(no subject)
Jun. 7th, 2002 08:56 pmGot my latest Amazon order — two CDs (Ben Folds Five by the Ben Folds Five, and Rockin’ the Suburbs by Ben Folds working solo) and a couple of Michel Gagné books (Insanely Twisted Rabbits and Frenzied Fauna). The Gagné books are full of just the sort of weird critters I used to draw when I was a kid, only much more accomplished; Gagné’s something like the artist I ought to have grown up into if I’d stuck with it all those years.
*chuckle*
Date: 2002-06-09 03:37 am (UTC)So I'm trying a more gentle approach from now (but old habits do die hard), cause clearly the beating myself up tactic -isn't- working. ;)
Re: *chuckle*
Date: 2002-06-09 12:58 pm (UTC)Oh, this wasn’t beating myself up. Beating myself up is stuff like the “I Suck” post on the 6th, or when I wake up in the afternoon today and realize that I’m still making excuses rather than going to the gym, and that I haven’t gotten <classified> anywhere near finalized in sketch form, as I’d been meaning to do last week.

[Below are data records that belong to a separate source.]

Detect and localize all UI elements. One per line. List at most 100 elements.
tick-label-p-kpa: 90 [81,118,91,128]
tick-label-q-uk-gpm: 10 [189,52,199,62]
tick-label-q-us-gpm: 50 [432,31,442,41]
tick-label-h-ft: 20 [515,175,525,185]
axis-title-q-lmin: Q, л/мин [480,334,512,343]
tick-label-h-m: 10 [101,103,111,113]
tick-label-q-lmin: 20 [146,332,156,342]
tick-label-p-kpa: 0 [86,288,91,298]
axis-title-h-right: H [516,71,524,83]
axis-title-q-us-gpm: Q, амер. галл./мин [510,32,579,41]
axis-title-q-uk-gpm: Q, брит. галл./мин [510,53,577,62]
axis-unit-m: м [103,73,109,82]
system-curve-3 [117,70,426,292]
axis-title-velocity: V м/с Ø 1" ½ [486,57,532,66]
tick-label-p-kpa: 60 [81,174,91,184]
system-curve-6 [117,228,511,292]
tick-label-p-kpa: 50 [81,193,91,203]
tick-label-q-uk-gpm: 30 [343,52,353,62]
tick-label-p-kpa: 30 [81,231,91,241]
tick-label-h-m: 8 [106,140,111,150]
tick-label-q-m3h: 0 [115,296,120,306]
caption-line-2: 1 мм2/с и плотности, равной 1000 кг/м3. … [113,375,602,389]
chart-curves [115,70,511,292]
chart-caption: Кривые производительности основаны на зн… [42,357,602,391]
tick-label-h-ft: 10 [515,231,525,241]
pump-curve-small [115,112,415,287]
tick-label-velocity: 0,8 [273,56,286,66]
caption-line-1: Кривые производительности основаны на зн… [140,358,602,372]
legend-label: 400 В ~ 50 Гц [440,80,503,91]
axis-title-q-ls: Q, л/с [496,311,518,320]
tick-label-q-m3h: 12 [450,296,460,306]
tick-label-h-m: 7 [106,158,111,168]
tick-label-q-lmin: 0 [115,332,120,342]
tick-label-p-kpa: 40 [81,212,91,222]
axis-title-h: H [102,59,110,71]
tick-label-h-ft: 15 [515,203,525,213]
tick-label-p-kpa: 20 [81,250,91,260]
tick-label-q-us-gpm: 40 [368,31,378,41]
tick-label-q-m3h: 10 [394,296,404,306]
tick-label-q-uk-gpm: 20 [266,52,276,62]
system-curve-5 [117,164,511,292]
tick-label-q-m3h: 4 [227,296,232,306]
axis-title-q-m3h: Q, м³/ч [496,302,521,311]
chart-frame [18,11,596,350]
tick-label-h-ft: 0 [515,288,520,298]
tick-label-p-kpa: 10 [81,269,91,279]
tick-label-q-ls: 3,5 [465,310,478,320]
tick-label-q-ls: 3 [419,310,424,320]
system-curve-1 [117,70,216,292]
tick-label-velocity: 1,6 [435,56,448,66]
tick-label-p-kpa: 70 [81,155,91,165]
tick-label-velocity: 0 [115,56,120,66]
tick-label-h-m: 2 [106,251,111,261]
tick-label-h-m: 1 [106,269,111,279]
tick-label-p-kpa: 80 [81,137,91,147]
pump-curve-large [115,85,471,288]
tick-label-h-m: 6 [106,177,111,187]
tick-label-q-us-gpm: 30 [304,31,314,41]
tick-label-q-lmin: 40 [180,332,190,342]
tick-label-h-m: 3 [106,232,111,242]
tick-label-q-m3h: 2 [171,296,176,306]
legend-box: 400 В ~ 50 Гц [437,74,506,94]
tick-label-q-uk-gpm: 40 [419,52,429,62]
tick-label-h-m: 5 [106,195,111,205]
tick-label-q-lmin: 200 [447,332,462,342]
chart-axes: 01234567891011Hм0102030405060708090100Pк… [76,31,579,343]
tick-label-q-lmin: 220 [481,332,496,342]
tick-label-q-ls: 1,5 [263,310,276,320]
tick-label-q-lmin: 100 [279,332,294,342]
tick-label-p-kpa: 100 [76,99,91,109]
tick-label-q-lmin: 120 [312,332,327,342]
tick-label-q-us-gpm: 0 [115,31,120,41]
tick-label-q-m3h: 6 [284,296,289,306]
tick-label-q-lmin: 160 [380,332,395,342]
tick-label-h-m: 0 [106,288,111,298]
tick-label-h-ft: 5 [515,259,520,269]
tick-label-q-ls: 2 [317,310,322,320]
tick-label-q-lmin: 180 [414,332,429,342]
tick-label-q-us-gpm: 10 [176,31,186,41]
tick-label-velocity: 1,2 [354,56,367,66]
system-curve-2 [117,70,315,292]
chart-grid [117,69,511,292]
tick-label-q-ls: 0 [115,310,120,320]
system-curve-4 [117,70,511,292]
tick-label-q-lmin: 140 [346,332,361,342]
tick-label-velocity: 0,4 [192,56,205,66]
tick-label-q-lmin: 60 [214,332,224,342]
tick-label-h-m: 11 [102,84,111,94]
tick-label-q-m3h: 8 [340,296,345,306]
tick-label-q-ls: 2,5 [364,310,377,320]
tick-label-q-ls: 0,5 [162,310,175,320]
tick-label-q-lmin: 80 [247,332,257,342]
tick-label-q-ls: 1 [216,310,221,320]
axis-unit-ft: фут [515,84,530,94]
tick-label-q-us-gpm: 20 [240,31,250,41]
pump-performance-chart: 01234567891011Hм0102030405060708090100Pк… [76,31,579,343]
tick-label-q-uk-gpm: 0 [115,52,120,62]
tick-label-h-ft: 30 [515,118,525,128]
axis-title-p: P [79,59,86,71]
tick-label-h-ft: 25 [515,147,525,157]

Or when I realize that it’s 4 PM on a Sunday and I’m still not dressed, and I’m just wasting time on the damn computer!
Having stuff in common
Date: 2002-06-09 04:26 pm (UTC)Re: Having stuff in common
Date: 2002-06-10 02:22 am (UTC)I did really like Finder, but I really didn't like the creepy comic book about being in the Workplace thang. That really disturbed and upset me on an elemental level. So I guess it seems to me that our tastes have somewhat diverged over the years and then suddenly you refer to stuff that I 1) actually know what you're talking about and 2) like. ;) I generally don't come out and make a point of saying that I am unfamiliar with what you're talking about or don't like it cause that's either not really the point or it's kind of rude. ;) Anywho ...
Re: Having stuff in common
Date: 2002-06-10 10:35 am (UTC)Well, that’s one of the things friends are supposed to do, expand each others’ horizons. I don’t expect to like everything all my friends like, but I figure that I’ll like some of it, so if they expose me to enough stuff I’ll still wind up finding stuff I like that I wouldn’t have found otherwise.
Lisa, my oldest friend, who I’ve known for almost 25 years, is a big fan of James Joyce. I’ve never read a page of Joyce in my life, and don’t expect to anytime soon, and if I do read any it’ll likely be something like Dubliners, and not the stuff Lisa really gets off on like Ulysses or Finnegans Wake. She and her boyfriend
The workplace comic, Through the Habitrails (by Jeff Nicholson, who currently does Colonia — you knew that, right?), is supposed to be creepy (though “Kafkaesque” is the descriptor that comes to my mind). Parts of it were originally published in the horror comics anthology Taboo, and I thought they were the scariest thing in there. This is one of those basic personality things, I think. In my experience, some people just don’t like reading about negative experiences (and the types of experiences vary; some people are fine with physical horror but can’t take psychological, for example), while others are capable of mentally encapsulating the experience as fiction and maintaining psychological distance from it. In my case, I was slaving away at Sir Speedy when I read “It’s Not Your Juice” the first part of Habitrails to see print, about the guy getting something in the mail that gives him “juice” (a creative charge), and then having the juice literally tapped away over the course of the workday, leaving him with none for his own projects, I thrummed like a tuning fork someone had just hit. Yes, that’s it, that’s it exactly I thought. I think reading that comic may have contributed to my quitting that awful job.